Но вернемся к сколиозу. Так вот, мне иногда кажется, что он у меня был всегда. Я был худеньким, слабеньким ребенком, девочки на меня никогда не обращали никакого внимания. Для всех во дворе, потом в школе, потом и в университете, я был гадким утенком. Ровно до момента, когда я поженился на своей коллеге по работе.

Вообще, женщины, конечно, странные существа. Ты будешь ходить холостой, одинокий и никто на тебя не будет обращать ни капли внимания. Но! Как только на твоем безымянном пальце появится кольцо, их начнет притягивать к тебе, как магнитом. В транспорте, в магазине, на работе, на улице, в ночных клубах, барах, поездах, на юге ты будешь ловить на себе любопытные женские взгляды. Для них, по всей видимости, это как знак качества – раз женат, значит хорош. Хотя, не факт.

Со своим сколиозом я закончил школу, отучился в университете, работал много лет на телевидении, потом служил в армии, а потом однажды – поехал на войну. Ах да, у меня же еще и плоскостопие было. И киль груди. И еще сердце повернуто вокруг своей оси на 4 градуса. И давление. «И в жопу все эти болячки», – уже лет с 14 начал говорить себе я. Мне хотелось жить полноценной жизнью, а не быть прикованным к поликлиникам, с их врачами и мрачными серыми стенами. В которые, казалось, запах лекарств и старости впитался еще в прошлом веке. Тогда же, когда эти стены последний раз красили.

Сколиоз плохо сказывается на здоровье. Болит спина, особенно при больших физических нагрузках на нее. Например, там, в окопах один раз мне пришлось просидеть в бронежилете 23 часа. Не снимая. И после, когда я, наконец, освободился от него, мне казалось, что позвоночник мой просыпался в трусы. Но хочется сказать, что в бронежилете тепло. И даже чуть-чуть безопасно. Самую малость.

Кривая спина не нравится девушкам. Редкой женщине нравятся сутулые парни. Но вот как-то так случилось, что моей первой девушкой стала, в последующем, уже жена. С которой через 3 года мы разругались в хлам и как следствие – развелись. И что ей тогда понравилось в моем сколиозе?

Но все это, конечно, юмор. Вернемся к песне. Будучи журналистом одного из региональных каналов, я в очередной раз поехал снимать свою военно-патриотическую передачу. Тему я выбрал тогда непопулярную. О ветеранах Чеченской войны. И вот, отвечая на вопрос «А какую музыку вы слушали на войне?», один из них рассказал следующий случай:

– Ехали мы на БТРе. Но не снаружи, а внутри. И там стоял японский магнитофон, который у чехов при зачистке нашли. И едем, погода такая хорошая, кругом Грозный, глаза смотрят. И вот играет эта песня – «Якида», знаешь?

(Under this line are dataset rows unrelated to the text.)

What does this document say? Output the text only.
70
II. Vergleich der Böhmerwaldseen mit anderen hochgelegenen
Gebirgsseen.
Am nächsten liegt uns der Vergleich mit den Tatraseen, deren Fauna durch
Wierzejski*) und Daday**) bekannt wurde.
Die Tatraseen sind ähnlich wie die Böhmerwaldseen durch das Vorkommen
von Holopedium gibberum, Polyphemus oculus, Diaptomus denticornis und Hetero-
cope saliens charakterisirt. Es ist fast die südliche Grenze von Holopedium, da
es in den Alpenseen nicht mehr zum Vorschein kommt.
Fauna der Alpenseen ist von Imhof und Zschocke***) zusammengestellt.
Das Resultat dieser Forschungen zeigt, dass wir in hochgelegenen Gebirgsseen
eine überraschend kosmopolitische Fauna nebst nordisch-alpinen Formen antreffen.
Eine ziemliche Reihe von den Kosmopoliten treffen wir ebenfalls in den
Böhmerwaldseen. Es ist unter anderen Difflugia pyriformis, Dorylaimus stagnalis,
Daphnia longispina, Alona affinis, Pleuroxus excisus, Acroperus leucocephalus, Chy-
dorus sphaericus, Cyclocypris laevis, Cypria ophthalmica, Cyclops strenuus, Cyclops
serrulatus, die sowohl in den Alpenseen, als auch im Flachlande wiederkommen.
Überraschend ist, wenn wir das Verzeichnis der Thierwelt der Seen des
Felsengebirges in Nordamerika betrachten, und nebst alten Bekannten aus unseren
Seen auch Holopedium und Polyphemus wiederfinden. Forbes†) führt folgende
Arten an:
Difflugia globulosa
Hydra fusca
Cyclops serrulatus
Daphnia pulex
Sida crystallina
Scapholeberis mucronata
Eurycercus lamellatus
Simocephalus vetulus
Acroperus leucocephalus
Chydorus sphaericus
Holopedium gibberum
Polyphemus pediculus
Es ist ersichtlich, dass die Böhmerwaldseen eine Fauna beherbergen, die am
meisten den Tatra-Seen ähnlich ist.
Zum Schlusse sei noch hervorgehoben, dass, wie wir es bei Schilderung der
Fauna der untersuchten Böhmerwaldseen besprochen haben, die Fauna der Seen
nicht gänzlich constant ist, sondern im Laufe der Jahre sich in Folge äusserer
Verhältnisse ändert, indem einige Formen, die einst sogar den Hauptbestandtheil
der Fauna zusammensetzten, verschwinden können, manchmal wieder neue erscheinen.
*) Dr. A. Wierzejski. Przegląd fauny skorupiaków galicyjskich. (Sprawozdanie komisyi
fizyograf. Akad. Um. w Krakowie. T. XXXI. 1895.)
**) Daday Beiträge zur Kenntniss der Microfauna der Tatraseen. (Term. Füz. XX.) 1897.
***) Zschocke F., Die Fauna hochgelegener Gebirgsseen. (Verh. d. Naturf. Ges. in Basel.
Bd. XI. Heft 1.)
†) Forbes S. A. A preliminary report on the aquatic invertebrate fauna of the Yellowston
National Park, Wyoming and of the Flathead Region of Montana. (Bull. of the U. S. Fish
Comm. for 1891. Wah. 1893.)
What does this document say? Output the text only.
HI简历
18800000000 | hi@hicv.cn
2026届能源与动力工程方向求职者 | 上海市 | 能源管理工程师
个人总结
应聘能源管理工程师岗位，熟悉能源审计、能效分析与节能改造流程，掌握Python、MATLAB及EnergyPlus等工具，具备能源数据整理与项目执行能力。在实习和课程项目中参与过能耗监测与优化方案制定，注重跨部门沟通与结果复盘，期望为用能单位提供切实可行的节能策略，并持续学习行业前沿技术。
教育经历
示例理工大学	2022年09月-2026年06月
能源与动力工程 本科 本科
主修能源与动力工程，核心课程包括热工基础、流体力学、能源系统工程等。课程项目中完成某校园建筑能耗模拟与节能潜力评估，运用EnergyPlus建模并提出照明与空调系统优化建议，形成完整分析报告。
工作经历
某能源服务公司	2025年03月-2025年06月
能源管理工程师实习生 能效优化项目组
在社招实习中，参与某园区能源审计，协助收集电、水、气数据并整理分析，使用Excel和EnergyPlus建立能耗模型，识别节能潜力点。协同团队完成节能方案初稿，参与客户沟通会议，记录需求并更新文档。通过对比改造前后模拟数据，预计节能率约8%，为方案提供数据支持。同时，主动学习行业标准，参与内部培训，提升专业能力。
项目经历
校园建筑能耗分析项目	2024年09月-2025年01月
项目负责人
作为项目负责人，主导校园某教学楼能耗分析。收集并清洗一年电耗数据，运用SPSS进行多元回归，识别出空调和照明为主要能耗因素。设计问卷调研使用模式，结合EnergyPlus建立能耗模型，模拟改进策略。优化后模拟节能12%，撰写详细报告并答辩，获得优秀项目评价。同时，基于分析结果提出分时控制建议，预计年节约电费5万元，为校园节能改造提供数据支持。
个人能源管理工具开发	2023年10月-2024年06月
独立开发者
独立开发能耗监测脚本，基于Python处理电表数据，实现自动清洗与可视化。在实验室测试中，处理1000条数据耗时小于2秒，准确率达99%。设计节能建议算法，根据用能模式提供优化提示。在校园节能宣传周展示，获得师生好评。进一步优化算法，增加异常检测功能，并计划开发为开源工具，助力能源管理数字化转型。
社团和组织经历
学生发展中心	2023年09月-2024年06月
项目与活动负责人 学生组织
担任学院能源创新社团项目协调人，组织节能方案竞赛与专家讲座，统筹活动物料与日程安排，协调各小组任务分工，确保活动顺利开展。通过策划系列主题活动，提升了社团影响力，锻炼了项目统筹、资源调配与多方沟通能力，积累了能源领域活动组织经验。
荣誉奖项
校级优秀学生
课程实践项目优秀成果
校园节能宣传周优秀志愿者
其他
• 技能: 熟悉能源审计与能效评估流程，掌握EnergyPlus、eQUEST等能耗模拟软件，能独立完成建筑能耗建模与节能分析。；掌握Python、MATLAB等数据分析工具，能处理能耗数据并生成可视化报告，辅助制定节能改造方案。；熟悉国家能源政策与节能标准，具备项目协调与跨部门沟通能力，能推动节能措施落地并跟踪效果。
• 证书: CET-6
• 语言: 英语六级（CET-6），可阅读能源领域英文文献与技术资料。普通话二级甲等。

– Нет, не слышал. (А тогда я еще действительно не знал, как она называлась, эта песня).

– Ну, так вот, врезался этот момент в память. БТР, песня эта и солнышко через триплекс.

Попрощавшись, я поехал собирать программу, и, конечно же, залез в соцсеть в поисках этой музыкальной композиции. С первых же звуков я вспомнил и лечебную гимнастику, и тренера, и сонное смоленское утро, и дребезжащий трамвай. Да и вообще свое детство девяностых.

И она, эта мелодия, потом звучала и в передаче, и в моих наушниках много дней. Казалось бы – тогда такая ненавистная, а теперь совсем какая-то родная, до боли знакомая и даже бодрящая. Дарующая задорное настроение. Но у всех песен, которые нам нравятся, есть один большой минус – они очень быстро надоедают. И через несколько дней она надолго пропала из плей-листа моего телефона. Пройдет 5 лет, прежде чем я услышу ее вновь. И случится это в 7 километрах от центра Донецка. На передовой, у поселка с грозным названием «Спартак».

Но обо всем по порядку. Журналистика – профессия практическая. Я понял это еще будучи первокурсником. Тогда я, чтобы сдать экзамены, целый год принимал участие во всех мероприятиях университета, особенно много – танцевал. Как же это было круто, танцевать. Это было очень тяжело, все эти растяжки, репетиции, травмы. Но потом – мгновение, и ты счастлив. Тогда же я понял, что победу приносит лишь долгий, нудный и порой очень тяжелый труд.

И благодаря своим танцам, я попал в «элиту» студентов. Меня порекомендовали одному из новостных каналов, и я впервые оказался на практике в СМИ. Выпустив свои первые «социалочки», я приглянулся начальству, которое отправило меня снимать «Селигер», о котором позже. Я также выпустил нелицеприятный для них сюжет. И после того, как я начал активно работать на телевидении и набираться знаний, я понял, что лекции в университете стали для меня совершенно неинтересными, разве что я по-прежнему остался верен истории и психологии. Эти две науки меня интересовали всегда, равно как и зарубежная литература.

Работал я все больше, уставал тоже все больше, поэтому на лекциях я спал, ел, читал, слушал музыку, писал, договаривался о съемках, прогуливал.

Но в то же время, каким-то чудом, все равно продолжал сдавать сессии и даже танцевать. Но журналистика навсегда стала символом именно практической профессии. Что толку от теории, которую преподают скупо и сухо, и чаще всего не по делу. Да еще и преподаватели, которые уже давно не в ней, а значит – устарели как первый пентиум в 2007 году. И все эти «плюрализм, толерантность и разность мнений», о которых нам талдычили, разбивались об очередную социалку. А когда я попал на войну, я частенько думал: «Вас бы сейчас с вашим преподаванием… Я тогда с вами спорил, и вы мне ставили двойки. Теперь моя очередь».

Зло? Может быть. Может быть, и слава Богу, что они не знают об этом всем. Но послушать, что они скажут, было бы интересно. Хотя чаще люди просто в ответ молчат и вздыхают, кивая головой.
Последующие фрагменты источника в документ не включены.